Searching Cuil for the client's name yields all pages concerning the community activities he is involved in or other community activities which he isn't involved with but for whatever reason his name was mentioned. Searching for his business activity yields all larger umbrella businesses which include his activity. Searching for his name and business combined yields all third party mentions of his business mostly in the umbrella context, and scrapped cloaked bait-and-switch pages many of which tried to install viruses. (I guess the scrapped sites had more in common with each other than his site.) Any of these searches on Google, Yahoo, or Ask returns the client's site first page. (Completely invisible in MSN though.)

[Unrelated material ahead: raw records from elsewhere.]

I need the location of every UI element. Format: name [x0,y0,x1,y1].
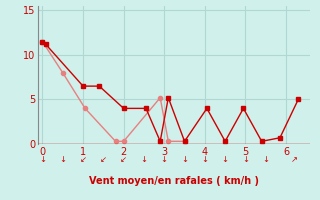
Text: ↓: ↓ [262,155,269,164]
Text: ↓: ↓ [201,155,208,164]
Text: ↓: ↓ [39,155,46,164]
Text: ↓: ↓ [181,155,188,164]
Text: ↓: ↓ [161,155,168,164]
Text: ↙: ↙ [100,155,107,164]
Text: ↓: ↓ [140,155,148,164]
Text: ↗: ↗ [291,155,298,164]
Text: ↙: ↙ [80,155,86,164]
Text: ↓: ↓ [222,155,229,164]
Text: ↓: ↓ [59,155,66,164]
Text: ↙: ↙ [120,155,127,164]
Text: ↓: ↓ [242,155,249,164]
X-axis label: Vent moyen/en rafales ( km/h ): Vent moyen/en rafales ( km/h ) [89,176,260,186]
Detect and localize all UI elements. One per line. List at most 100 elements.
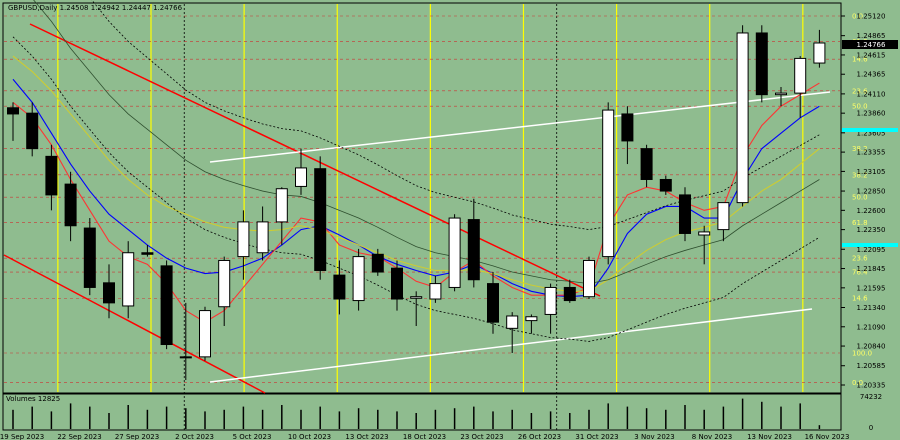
price-tick-label: 1.24865 (857, 32, 886, 40)
date-tick-label: 5 Oct 2023 (233, 433, 272, 440)
grid-layer (4, 4, 840, 430)
bull-candle (256, 221, 269, 254)
bull-candle (429, 283, 442, 300)
white-lower-trendline (209, 308, 813, 383)
bear-candle (314, 168, 327, 271)
bear-candle (621, 113, 634, 142)
fib-level-label: 76.4 (852, 269, 868, 277)
bull-candle (698, 231, 711, 236)
bull-candle (295, 167, 307, 187)
date-tick-label: 13 Nov 2023 (747, 433, 792, 440)
bull-candle (736, 32, 749, 204)
price-tick-label: 1.21595 (857, 284, 886, 292)
bear-candle (755, 32, 768, 96)
price-tick-label: 1.24615 (857, 51, 886, 59)
price-tick-label: 1.22095 (857, 246, 886, 254)
date-tick-label: 2 Oct 2023 (175, 433, 214, 440)
bear-candle (391, 267, 403, 300)
fib-level-label: 50.0 (852, 194, 868, 202)
fib-level-label: 0.0 (852, 379, 863, 387)
bear-candle (103, 282, 115, 304)
current-price-label: 1.24766 (857, 41, 886, 49)
price-tick-label: 1.23355 (857, 149, 886, 157)
date-tick-label: 23 Oct 2023 (460, 433, 503, 440)
volume-axis-bottom: 0 (869, 424, 873, 432)
fib-labels-layer: 0.0 100.0 14.6 76.4 23.6 61.8 50.0 38.2 38.2 50.0… (852, 13, 872, 387)
bull-candle (179, 356, 192, 359)
price-tick-label: 1.21340 (857, 304, 886, 312)
date-tick-label: 18 Oct 2023 (403, 433, 446, 440)
bull-candle (525, 316, 538, 322)
bear-candle (487, 283, 499, 323)
fib-level-label: 0.0 (852, 13, 863, 21)
price-tick-label: 1.23105 (857, 168, 886, 176)
bear-candle (640, 148, 653, 180)
date-tick-label: 22 Sep 2023 (57, 433, 101, 440)
bull-candle (448, 217, 461, 288)
chart-header-text: GBPUSD,Daily 1.24508 1.24942 1.24447 1.2… (8, 4, 183, 12)
price-tick-label: 1.22850 (857, 188, 886, 196)
date-tick-label: 10 Oct 2023 (288, 433, 331, 440)
date-tick-label: 19 Sep 2023 (0, 433, 44, 440)
fib-level-label: 23.6 (852, 255, 868, 263)
bull-candle (122, 252, 135, 307)
price-tick-label: 1.22600 (857, 207, 886, 215)
bull-candle (275, 188, 288, 223)
date-tick-label: 13 Oct 2023 (345, 433, 388, 440)
volume-axis-top: 74232 (860, 393, 882, 401)
price-tick-label: 1.24110 (857, 90, 886, 98)
bear-candle (26, 112, 39, 150)
bull-candle (506, 315, 519, 329)
bear-candle (64, 183, 77, 227)
bull-candle (544, 286, 557, 315)
bear-candle (659, 178, 672, 192)
time-axis: 19 Sep 2023 22 Sep 2023 27 Sep 2023 2 Oct 2… (0, 433, 849, 440)
price-panel-frame (2, 2, 842, 394)
date-tick-label: 31 Oct 2023 (575, 433, 618, 440)
bull-candle (237, 221, 250, 258)
price-tick-label: 1.23605 (857, 129, 886, 137)
date-tick-label: 3 Nov 2023 (634, 433, 674, 440)
bear-candle (45, 155, 58, 196)
fib-level-label: 38.2 (852, 171, 868, 179)
price-tick-label: 1.22350 (857, 226, 886, 234)
trendlines-layer (3, 23, 831, 394)
volume-panel-frame (2, 393, 842, 431)
bull-candle (602, 109, 615, 258)
price-tick-label: 1.20335 (857, 382, 886, 390)
date-tick-label: 16 Nov 2023 (805, 433, 850, 440)
red-descending-trendline (29, 23, 601, 297)
bear-candle (467, 219, 480, 281)
price-tick-label: 1.25120 (857, 13, 886, 21)
current-price-box (842, 40, 898, 49)
price-tick-label: 1.23860 (857, 110, 886, 118)
volume-bars-layer (12, 398, 821, 429)
fib-level-label: 61.8 (852, 219, 868, 227)
upper-envelope-dotted (91, 0, 820, 231)
date-tick-label: 8 Nov 2023 (692, 433, 732, 440)
bull-candle (352, 256, 365, 302)
price-axis: 1.25120 1.24865 1.24615 1.24365 1.24110 1.238… (841, 13, 885, 390)
price-tick-label: 1.24365 (857, 71, 886, 79)
price-tick-label: 1.21090 (857, 323, 886, 331)
bear-candle (563, 286, 576, 302)
date-tick-label: 26 Oct 2023 (518, 433, 561, 440)
bear-candle (333, 274, 346, 300)
bear-candle (7, 107, 19, 115)
fib-level-label: 23.6 (852, 87, 868, 95)
white-upper-trendline (209, 91, 831, 163)
bear-candle (83, 227, 96, 288)
bull-candle (218, 259, 231, 308)
bear-candle (160, 265, 173, 346)
fib-level-label: 38.2 (852, 145, 868, 153)
fib-level-label: 14.6 (852, 56, 868, 64)
bull-candle (410, 296, 423, 299)
bear-candle (141, 252, 154, 255)
bear-candle (371, 253, 384, 273)
bull-candle (775, 92, 787, 96)
candles-layer (7, 25, 826, 380)
fib-level-label: 100.0 (852, 349, 872, 357)
bull-candle (813, 42, 826, 64)
bear-candle (679, 194, 691, 234)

Another client is a performer who is known by a one word name and has been rock solid number one for that name on Google, Yahoo, MSN, and Ask for at least the past four years. But search for her name on Cuil and the results are a hodgepodge of sites with her site eventually turning up on page five.
In her art form there are four main sub-disciplines, the mainstream which is what most people would think of first mention, and three which are always named headed up with an adjective. My client is in the mainstream which only ever gets an adjective when it is being compared to the other three. One of the sub-disciplines is a communal form which generates a lot of participatory web content in the form of forums, etc.
Search Cuil for this art form and the results are all relevant to the communal discipline with Explore by Category links to the other two adjective disciplines. The mainstream discipline is invisible except for umbrella sites covering all the sub-disciplines.
Considering these observations and others reported in this thread I think it's obvious that Cuil is determining relevance within results sets by using commonality within the sets to attempt to filter out the irrelevant clutter. The problem is that while filtering out irrelevant results they are also losing the most relevant unique results.
It is disconcerting to see one's registered trademark seemingly randomly associated with unrealted sites.
Relevance in the niche I operate in is poor to moderate at best - across any number of terms.
Call me a person of habit, but I find the results page more than a bit disconcering. If the results are going to be laid out in two or three columns, I would prefer that the rows be aligned. Too busy the way it is right now.